Stroomkasten – Acht installatierichtlijnen

Zoals de naam al aangeeft, worden stroomkasten vaak gebruikt in energiesystemen of telecommunicatiesystemen en in verschillende industrieën, en worden ze gebruikt om nieuwe toevoegingen aan stroomapparatuur te plaatsen of voor professionele stroombedrading. Over het algemeen zijn stroomkasten relatief groot van formaat en hebben ze voldoende ruimte. Het wordt meestal gebruikt in het stroomdistributiesysteem van grootschalige projecten. Vandaag zullen we het hebben over de installatierichtlijnen voor stroomkasten.

Stroomkasten - Acht installatierichtlijnen-01

Richtlijnen voor installatie van stroomkasten:

1. De installatie van componenten moet voldoen aan de principes van gelaagde opstelling en gemakkelijke bedrading, bediening en onderhoud, inspectie en vervanging; componenten moeten regelmatig worden geïnstalleerd, netjes gerangschikt en duidelijk georganiseerd; de installatierichting van componenten moet nauwkeurig zijn en de montage moet strak zijn.

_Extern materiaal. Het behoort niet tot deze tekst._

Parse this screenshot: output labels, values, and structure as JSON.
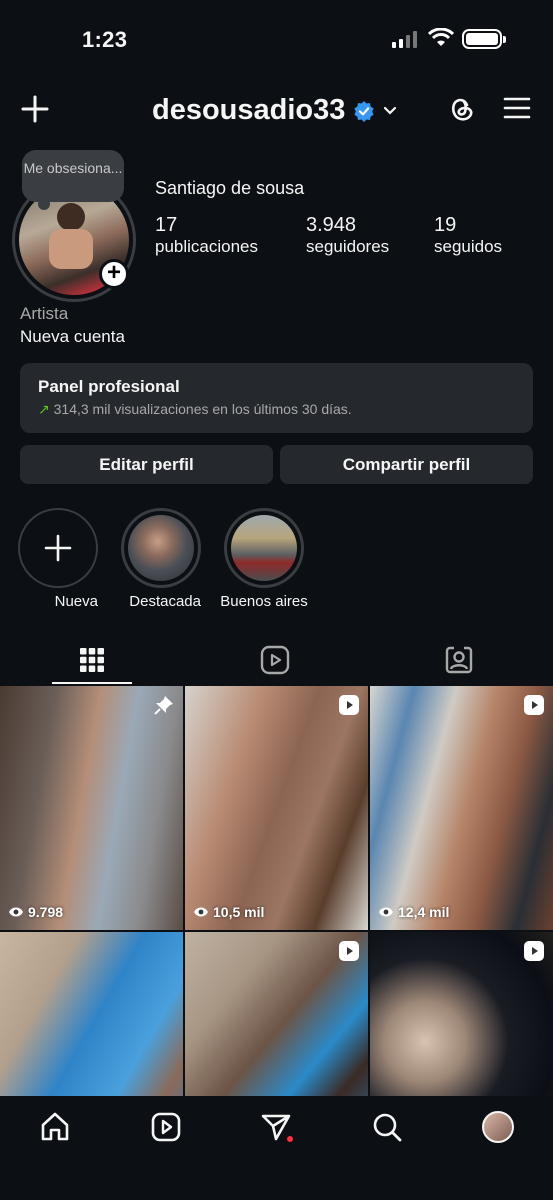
{
  "status": {
    "time": "1:23"
  },
  "header": {
    "username": "desousadio33"
  },
  "profile": {
    "note": "Me obsesiona...",
    "full_name": "Santiago de sousa",
    "stats": [
      {
        "value": "17",
        "label": "publicaciones"
      },
      {
        "value": "3.948",
        "label": "seguidores"
      },
      {
        "value": "19",
        "label": "seguidos"
      }
    ],
    "category": "Artista",
    "bio": "Nueva cuenta"
  },
  "panel": {
    "title": "Panel profesional",
    "subtitle": "314,3 mil visualizaciones en los últimos 30 días."
  },
  "buttons": {
    "edit": "Editar perfil",
    "share": "Compartir perfil"
  },
  "highlights": [
    {
      "label": "Nueva"
    },
    {
      "label": "Destacada"
    },
    {
      "label": "Buenos  aires"
    }
  ],
  "posts": [
    {
      "views": "9.798",
      "badge": "pin-icon"
    },
    {
      "views": "10,5 mil",
      "badge": "reel-icon"
    },
    {
      "views": "12,4 mil",
      "badge": "reel-icon"
    },
    {
      "views": "",
      "badge": ""
    },
    {
      "views": "",
      "badge": "reel-icon"
    },
    {
      "views": "",
      "badge": "reel-icon"
    }
  ],
  "colors": {
    "background": "#0c1014",
    "card": "#25292e",
    "verified": "#3797f0",
    "trend": "#58c322",
    "notification": "#ff3040"
  }
}
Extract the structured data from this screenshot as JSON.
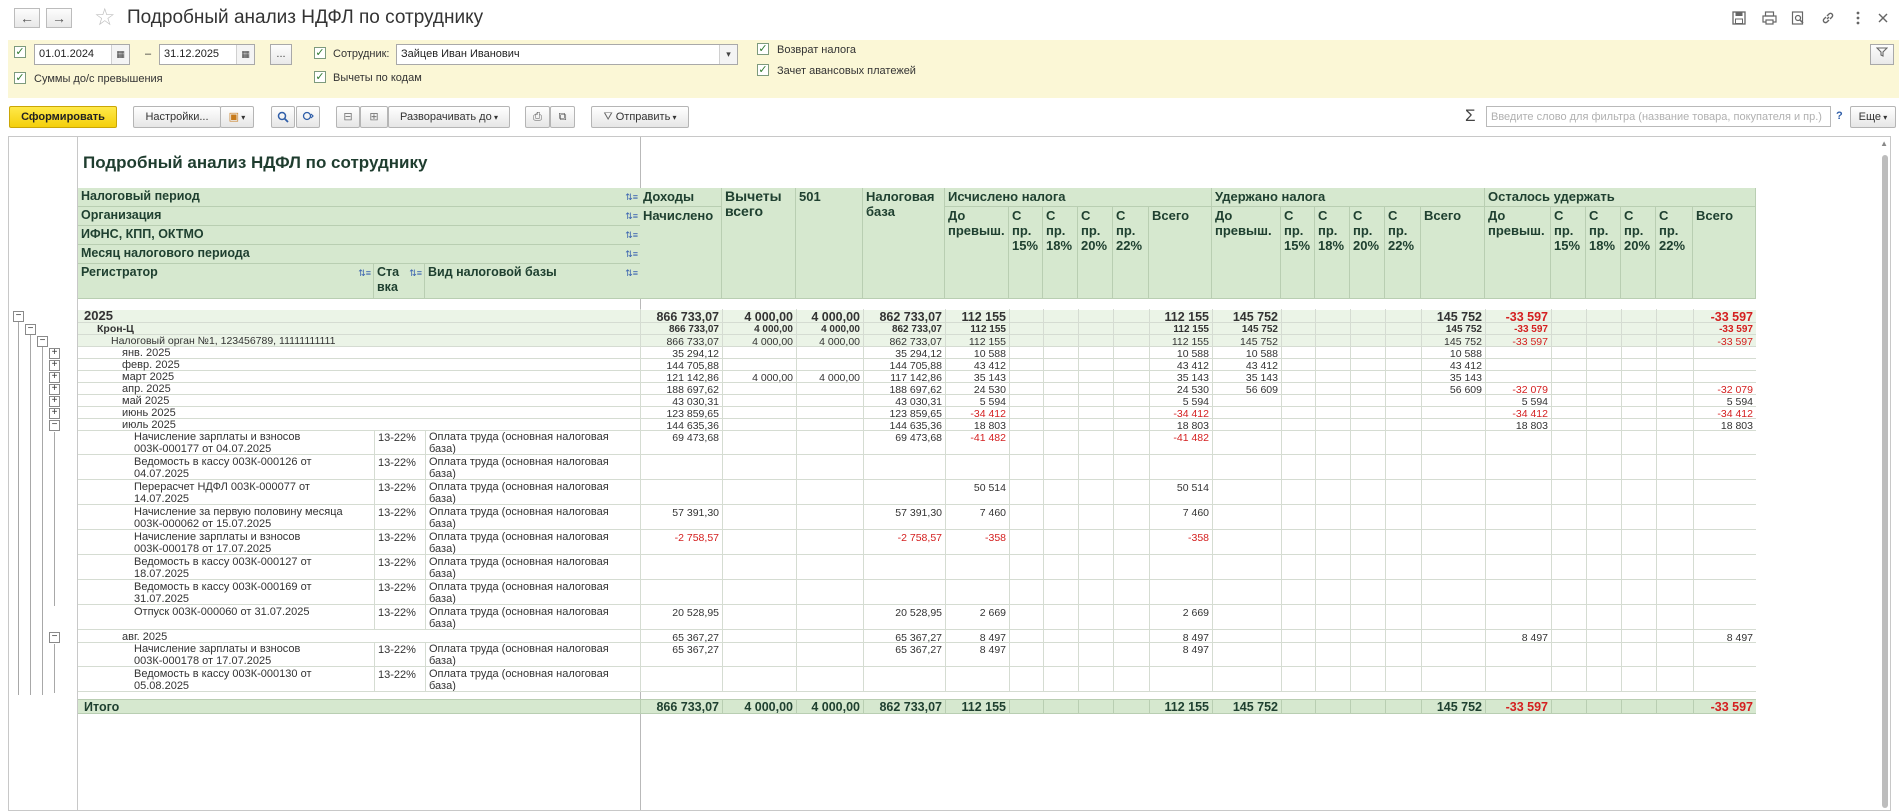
{
  "window": {
    "title": "Подробный анализ НДФЛ по сотруднику",
    "back": "←",
    "forward": "→",
    "favorite": "☆"
  },
  "titlebar_icons": [
    "save-icon",
    "print-icon",
    "preview-icon",
    "link-icon",
    "more-icon",
    "close-icon"
  ],
  "filters": {
    "date_from": "01.01.2024",
    "date_dash": "–",
    "date_to": "31.12.2025",
    "period_btn": "...",
    "employee_label": "Сотрудник:",
    "employee_value": "Зайцев Иван Иванович",
    "sums_label": "Суммы до/с превышения",
    "deductions_label": "Вычеты по кодам",
    "refund_label": "Возврат налога",
    "advance_label": "Зачет авансовых платежей"
  },
  "toolbar": {
    "generate": "Сформировать",
    "settings": "Настройки...",
    "expand": "Разворачивать до",
    "send": "Отправить",
    "sigma": "Σ",
    "search_placeholder": "Введите слово для фильтра (название товара, покупателя и пр.)",
    "help": "?",
    "more": "Еще"
  },
  "report": {
    "title": "Подробный анализ НДФЛ по сотруднику",
    "row_headers": {
      "period": "Налоговый период",
      "org": "Организация",
      "ifns": "ИФНС, КПП, ОКТМО",
      "month": "Месяц налогового периода",
      "registrar": "Регистратор",
      "rate": "Ставка",
      "base_kind": "Вид налоговой базы"
    },
    "col_headers": {
      "income": "Доходы",
      "accrued": "Начислено",
      "deductions_total": "Вычеты всего",
      "code501": "501",
      "tax_base": "Налоговая база",
      "calculated": "Исчислено налога",
      "withheld": "Удержано налога",
      "remaining": "Осталось удержать",
      "before_excess": "До превыш.",
      "w15": "С пр. 15%",
      "w18": "С пр. 18%",
      "w20": "С пр. 20%",
      "w22": "С пр. 22%",
      "total": "Всего"
    },
    "rows": [
      {
        "label": "2025",
        "level": 0,
        "tree": "−",
        "style": "year",
        "v": [
          "866 733,07",
          "4 000,00",
          "4 000,00",
          "862 733,07",
          "112 155",
          "",
          "",
          "",
          "",
          "112 155",
          "145 752",
          "",
          "",
          "",
          "",
          "145 752",
          "-33 597",
          "",
          "",
          "",
          "",
          "-33 597"
        ]
      },
      {
        "label": "Крон-Ц",
        "level": 1,
        "tree": "−",
        "style": "org",
        "v": [
          "866 733,07",
          "4 000,00",
          "4 000,00",
          "862 733,07",
          "112 155",
          "",
          "",
          "",
          "",
          "112 155",
          "145 752",
          "",
          "",
          "",
          "",
          "145 752",
          "-33 597",
          "",
          "",
          "",
          "",
          "-33 597"
        ]
      },
      {
        "label": "Налоговый орган №1, 123456789, 11111111111",
        "level": 2,
        "tree": "−",
        "style": "ifns",
        "v": [
          "866 733,07",
          "4 000,00",
          "4 000,00",
          "862 733,07",
          "112 155",
          "",
          "",
          "",
          "",
          "112 155",
          "145 752",
          "",
          "",
          "",
          "",
          "145 752",
          "-33 597",
          "",
          "",
          "",
          "",
          "-33 597"
        ]
      },
      {
        "label": "янв. 2025",
        "level": 3,
        "tree": "+",
        "style": "month",
        "v": [
          "35 294,12",
          "",
          "",
          "35 294,12",
          "10 588",
          "",
          "",
          "",
          "",
          "10 588",
          "10 588",
          "",
          "",
          "",
          "",
          "10 588",
          "",
          "",
          "",
          "",
          "",
          ""
        ]
      },
      {
        "label": "февр. 2025",
        "level": 3,
        "tree": "+",
        "style": "month",
        "v": [
          "144 705,88",
          "",
          "",
          "144 705,88",
          "43 412",
          "",
          "",
          "",
          "",
          "43 412",
          "43 412",
          "",
          "",
          "",
          "",
          "43 412",
          "",
          "",
          "",
          "",
          "",
          ""
        ]
      },
      {
        "label": "март 2025",
        "level": 3,
        "tree": "+",
        "style": "month",
        "v": [
          "121 142,86",
          "4 000,00",
          "4 000,00",
          "117 142,86",
          "35 143",
          "",
          "",
          "",
          "",
          "35 143",
          "35 143",
          "",
          "",
          "",
          "",
          "35 143",
          "",
          "",
          "",
          "",
          "",
          ""
        ]
      },
      {
        "label": "апр. 2025",
        "level": 3,
        "tree": "+",
        "style": "month",
        "v": [
          "188 697,62",
          "",
          "",
          "188 697,62",
          "24 530",
          "",
          "",
          "",
          "",
          "24 530",
          "56 609",
          "",
          "",
          "",
          "",
          "56 609",
          "-32 079",
          "",
          "",
          "",
          "",
          "-32 079"
        ]
      },
      {
        "label": "май 2025",
        "level": 3,
        "tree": "+",
        "style": "month",
        "v": [
          "43 030,31",
          "",
          "",
          "43 030,31",
          "5 594",
          "",
          "",
          "",
          "",
          "5 594",
          "",
          "",
          "",
          "",
          "",
          "",
          "5 594",
          "",
          "",
          "",
          "",
          "5 594"
        ]
      },
      {
        "label": "июнь 2025",
        "level": 3,
        "tree": "+",
        "style": "month",
        "v": [
          "123 859,65",
          "",
          "",
          "123 859,65",
          "-34 412",
          "",
          "",
          "",
          "",
          "-34 412",
          "",
          "",
          "",
          "",
          "",
          "",
          "-34 412",
          "",
          "",
          "",
          "",
          "-34 412"
        ]
      },
      {
        "label": "июль 2025",
        "level": 3,
        "tree": "−",
        "style": "month",
        "v": [
          "144 635,36",
          "",
          "",
          "144 635,36",
          "18 803",
          "",
          "",
          "",
          "",
          "18 803",
          "",
          "",
          "",
          "",
          "",
          "",
          "18 803",
          "",
          "",
          "",
          "",
          "18 803"
        ]
      },
      {
        "label": "Начисление зарплаты и взносов\n003К-000177 от 04.07.2025",
        "level": 4,
        "style": "doc",
        "rate": "13-22%",
        "base": "Оплата труда (основная налоговая\nбаза)",
        "v": [
          "69 473,68",
          "",
          "",
          "69 473,68",
          "-41 482",
          "",
          "",
          "",
          "",
          "-41 482",
          "",
          "",
          "",
          "",
          "",
          "",
          "",
          "",
          "",
          "",
          "",
          ""
        ]
      },
      {
        "label": "Ведомость в кассу 003К-000126 от\n04.07.2025",
        "level": 4,
        "style": "doc",
        "rate": "13-22%",
        "base": "Оплата труда (основная налоговая\nбаза)",
        "v": [
          "",
          "",
          "",
          "",
          "",
          "",
          "",
          "",
          "",
          "",
          "",
          "",
          "",
          "",
          "",
          "",
          "",
          "",
          "",
          "",
          "",
          ""
        ]
      },
      {
        "label": "Перерасчет НДФЛ 003К-000077 от\n14.07.2025",
        "level": 4,
        "style": "doc",
        "rate": "13-22%",
        "base": "Оплата труда (основная налоговая\nбаза)",
        "v": [
          "",
          "",
          "",
          "",
          "50 514",
          "",
          "",
          "",
          "",
          "50 514",
          "",
          "",
          "",
          "",
          "",
          "",
          "",
          "",
          "",
          "",
          "",
          ""
        ]
      },
      {
        "label": "Начисление за первую половину месяца\n003К-000062 от 15.07.2025",
        "level": 4,
        "style": "doc",
        "rate": "13-22%",
        "base": "Оплата труда (основная налоговая\nбаза)",
        "v": [
          "57 391,30",
          "",
          "",
          "57 391,30",
          "7 460",
          "",
          "",
          "",
          "",
          "7 460",
          "",
          "",
          "",
          "",
          "",
          "",
          "",
          "",
          "",
          "",
          "",
          ""
        ]
      },
      {
        "label": "Начисление зарплаты и взносов\n003К-000178 от 17.07.2025",
        "level": 4,
        "style": "doc",
        "rate": "13-22%",
        "base": "Оплата труда (основная налоговая\nбаза)",
        "v": [
          "-2 758,57",
          "",
          "",
          "-2 758,57",
          "-358",
          "",
          "",
          "",
          "",
          "-358",
          "",
          "",
          "",
          "",
          "",
          "",
          "",
          "",
          "",
          "",
          "",
          ""
        ]
      },
      {
        "label": "Ведомость в кассу 003К-000127 от\n18.07.2025",
        "level": 4,
        "style": "doc",
        "rate": "13-22%",
        "base": "Оплата труда (основная налоговая\nбаза)",
        "v": [
          "",
          "",
          "",
          "",
          "",
          "",
          "",
          "",
          "",
          "",
          "",
          "",
          "",
          "",
          "",
          "",
          "",
          "",
          "",
          "",
          "",
          ""
        ]
      },
      {
        "label": "Ведомость в кассу 003К-000169 от\n31.07.2025",
        "level": 4,
        "style": "doc",
        "rate": "13-22%",
        "base": "Оплата труда (основная налоговая\nбаза)",
        "v": [
          "",
          "",
          "",
          "",
          "",
          "",
          "",
          "",
          "",
          "",
          "",
          "",
          "",
          "",
          "",
          "",
          "",
          "",
          "",
          "",
          "",
          ""
        ]
      },
      {
        "label": "Отпуск 003К-000060 от 31.07.2025",
        "level": 4,
        "style": "doc",
        "rate": "13-22%",
        "base": "Оплата труда (основная налоговая\nбаза)",
        "v": [
          "20 528,95",
          "",
          "",
          "20 528,95",
          "2 669",
          "",
          "",
          "",
          "",
          "2 669",
          "",
          "",
          "",
          "",
          "",
          "",
          "",
          "",
          "",
          "",
          "",
          ""
        ]
      },
      {
        "label": "авг. 2025",
        "level": 3,
        "tree": "−",
        "style": "month",
        "v": [
          "65 367,27",
          "",
          "",
          "65 367,27",
          "8 497",
          "",
          "",
          "",
          "",
          "8 497",
          "",
          "",
          "",
          "",
          "",
          "",
          "8 497",
          "",
          "",
          "",
          "",
          "8 497"
        ]
      },
      {
        "label": "Начисление зарплаты и взносов\n003К-000178 от 17.07.2025",
        "level": 4,
        "style": "doc",
        "rate": "13-22%",
        "base": "Оплата труда (основная налоговая\nбаза)",
        "v": [
          "65 367,27",
          "",
          "",
          "65 367,27",
          "8 497",
          "",
          "",
          "",
          "",
          "8 497",
          "",
          "",
          "",
          "",
          "",
          "",
          "",
          "",
          "",
          "",
          "",
          ""
        ]
      },
      {
        "label": "Ведомость в кассу 003К-000130 от\n05.08.2025",
        "level": 4,
        "style": "doc",
        "rate": "13-22%",
        "base": "Оплата труда (основная налоговая\nбаза)",
        "v": [
          "",
          "",
          "",
          "",
          "",
          "",
          "",
          "",
          "",
          "",
          "",
          "",
          "",
          "",
          "",
          "",
          "",
          "",
          "",
          "",
          "",
          ""
        ]
      }
    ],
    "total": {
      "label": "Итого",
      "v": [
        "866 733,07",
        "4 000,00",
        "4 000,00",
        "862 733,07",
        "112 155",
        "",
        "",
        "",
        "",
        "112 155",
        "145 752",
        "",
        "",
        "",
        "",
        "145 752",
        "-33 597",
        "",
        "",
        "",
        "",
        "-33 597"
      ]
    }
  },
  "colors": {
    "header_bg": "#d6e8cf",
    "row_bg": "#ebf4e7",
    "filter_bg": "#fbf7d6",
    "negative": "#d42020",
    "primary_button": "#f4cf0b"
  }
}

2. Er mogen geen componenten binnen 300 mm boven de onderkant van de chassiskast worden geplaatst, maar als het speciale systeem niet bevredigend is, kan een speciale installatie en plaatsing alleen worden uitgevoerd na goedkeuring van het relevante personeel.

3. De verwarmingscomponenten moeten op de bovenkant van de kast worden geplaatst, waar de warmte gemakkelijk kan worden afgevoerd.

4. De opstelling van de voor- en achtercomponenten in de kast moet strikt in overeenstemming zijn met het schematische diagram van het paneel, het schematische diagram van het paneel en de tekening met installatieafmetingen; de typenormen van alle componenten in de kast moeten volledig overeenkomen met de eisen uit de ontwerptekeningen; ze kunnen niet gemakkelijk worden gewijzigd zonder toestemming.

5. Bij het installeren van Hall-sensoren en isolatiedetectiesensoren moet de richting aangegeven door de pijl op de sensor consistent zijn met de richting van de stroom; de richting aangegeven door de pijl van de Hall-sensor die aan het uiteinde van de batterijzekering is geïnstalleerd, moet consistent zijn met de richting van de laadstroom van de batterij.

6. Alle kleine zekeringen die op de rail zijn aangesloten, moeten aan de zijkant van de rail worden geïnstalleerd.

7. Koperen staven, rails 50 en ander beslag moeten na verwerking worden geroest en ontbraamd.

8. Zorg er bij vergelijkbare producten op dezelfde locatie voor dat de locatie van de installatie van de componenten, de richting en de algemene planning consistent zijn.